Python regex: Using Alternation for sets of words with delimiter


I want to match a string for which the string elements should contain specific characters only:

  • First character from [A,C,K,M,F]
  • Followed by a number (float or integer). Allowed instances: 1,2.5,3.6,9,0,6.3 etc.
  • Ending at either of these roman numerals [I, II, III, IV, V].

The regex that I am supplying is the following

bool(re.match(r'(A|C|K|M|F){1}\d+\.?\d?(I|II|III|IV|V)$', test_str))

"(I|II|III|IV|V)" part will return true for test_str='C5.3IV' but I want to make it true even if two of the roman numerals are present at the same time with a delimiter / i.e. the regex query should retrun true for test_str='C5.3IV/V' also.

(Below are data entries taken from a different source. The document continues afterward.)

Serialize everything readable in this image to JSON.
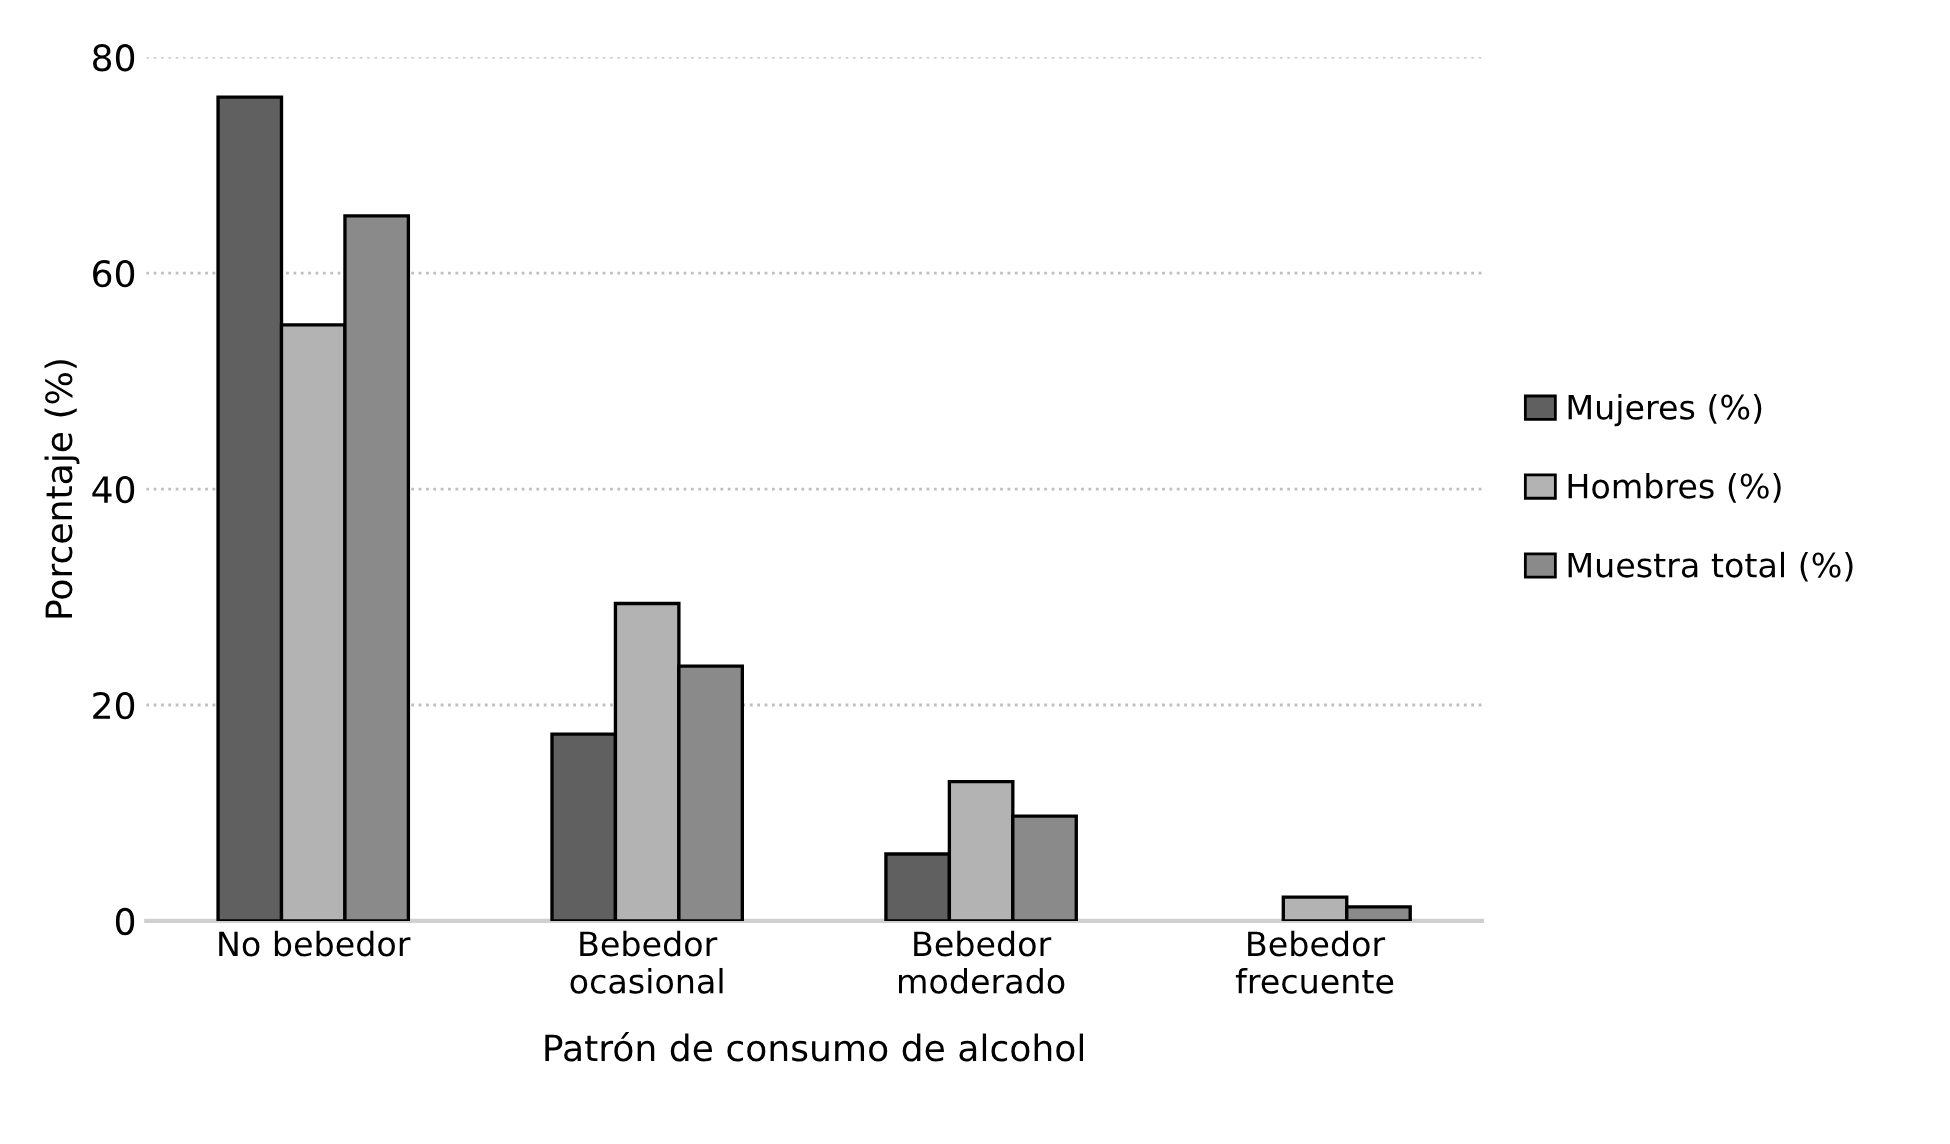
{
  "chart_data": {
    "type": "bar",
    "xlabel": "Patrón de consumo de alcohol",
    "ylabel": "Porcentaje (%)",
    "categories": [
      "No bebedor",
      "Bebedor\nocasional",
      "Bebedor\nmoderado",
      "Bebedor\nfrecuente"
    ],
    "series": [
      {
        "name": "Mujeres (%)",
        "color": "#606060",
        "values": [
          76.3,
          17.3,
          6.2,
          null
        ]
      },
      {
        "name": "Hombres (%)",
        "color": "#b3b3b3",
        "values": [
          55.2,
          29.4,
          12.9,
          2.2
        ]
      },
      {
        "name": "Muestra total (%)",
        "color": "#8a8a8a",
        "values": [
          65.3,
          23.6,
          9.7,
          1.3
        ]
      }
    ],
    "ylim": [
      0,
      80
    ],
    "yticks": [
      0,
      20,
      40,
      60,
      80
    ],
    "grid": "y",
    "legend": "right"
  }
}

How should I modify the regex?

Thanks


Solution

  • Try this:

    bool(re.match(r'[ACKMF]\d+\.?\d?(I|II|III|IV|V)(/(I|II|III|IV|V))*$', test_str))
    

    I also changed the start of your expression from (A|C|K|M|F){1} to [ACKMF] Characters between square brackets form a character class. Such a class matches one character out of a range of options. You most commonly see them with ranges like [A-Z0-9] to match capital letters or digits, but you can also add individual characters, as I've done for your regex.